Timeless Insights for General Stanley McChrystal from Historian Edward Augustus Freeman (d. 1892)

Edward A. Freeman, a fierce 19th century opponent of jihad-imposed dhimmitude, and its Western Power abettors

 

Edward Augustus Freeman (1823-92), was a highly esteemed and influential British historian. Freeman was born at Harborne, in Staffordshire, and educated at Oxford, where he became a Fellow of Trinity College, and later Regius Professor of Modern History. One of the leading Victorian writers on English medieval history, Freeman’s most enduring achievement is his six-volume “The History of the Norman Conquest of England” (1867-1879). He was also an authority on the ancient world, especially the development of Greek civilization.

 

Freeman additionally took an active part in the politics of his own day, and was a passionate supporter of modern Greece and the struggle of Orthodox Christians in the Balkans for independence from the Ottoman Empire.

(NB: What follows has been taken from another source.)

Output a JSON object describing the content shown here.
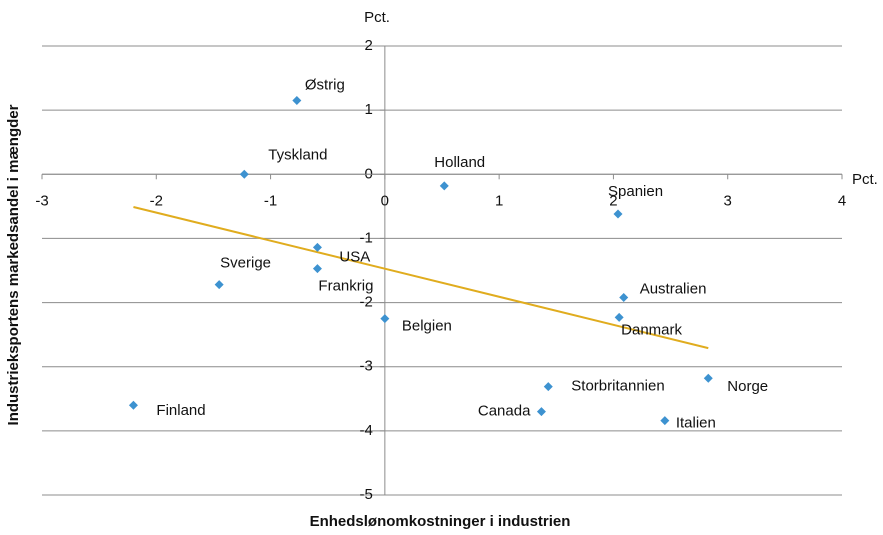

He expounded such views for non-academic audiences writing for many years in the Saturday Review.

 

Freeman’s major published works include “History of Architecture” (1849); “Essay on Window Tracery” (1850); “Architecture of Llandaff Cathedral” (1851); “History and Conquest of the Saracens” (1856); “Ancient Greece and Mediaeval Italy: (in “Oxford Essays” for 1858); “History of Federal Government” (1863); “Old English History” (1869); “History of the Cathedral Church of Wells” (1870); “Historical Essays” (1871; 2d series, 1873); “Growth of the English Constitution” (1872); “Comparative Politics” (1873); and “History of the Norman Conquest,” his magnum opus (6 vols., 1867-79).

 

Freeman’s sadly timeless insights on Islam would be particularly edifying for General Stanley McChrystal. These are germane extracts from “History and Conquest of the Saracens—Six Lectures Delivered Before the Edinburgh Philosophical Institute” (1856; re-published in 1876, MacMillan and Company), pp. 202-203:

 

Mahometanism [Islam] is essentially an obstructive, intolerant system…It has consecrated despotism; it has consecrated polygamy; it has consecrated slavery. It has declared war against every other creed; it has claimed to be at least dominant in every land…When it ceases to have an enemy to contend against, it sinks into sluggish stupidity and into a barbarism far viler…It must have an enemy; if cut off…from conflict with the infidel, it finds its substitute in sectarian hatred of brother Moslems…

 

[Islam] has done nothing for man in his highest earthly capacity, as the citizen of a free state; it has done nothing for the higher of even his purely speculative capacities…It has by its aggressive tenets brought them into direct antagonism with the creed and civilization of the West.

 

And speaking most directly to General McChrystal’s fantasy Islam, Freeman (p. 203) decried the dangerous naivete of those (like McChrystal and his ilk),

 

…who expect to see a Mahometan [Islamic] state [like Afghanistan] become tolerant and civilized without ceasing to be Mahometan…So long as a government remains Mahometan, so long must it be intolerant at home; so long will it only be restrained by weakness from offering to other lands the old election of “Koran, Tribute, or Sword.”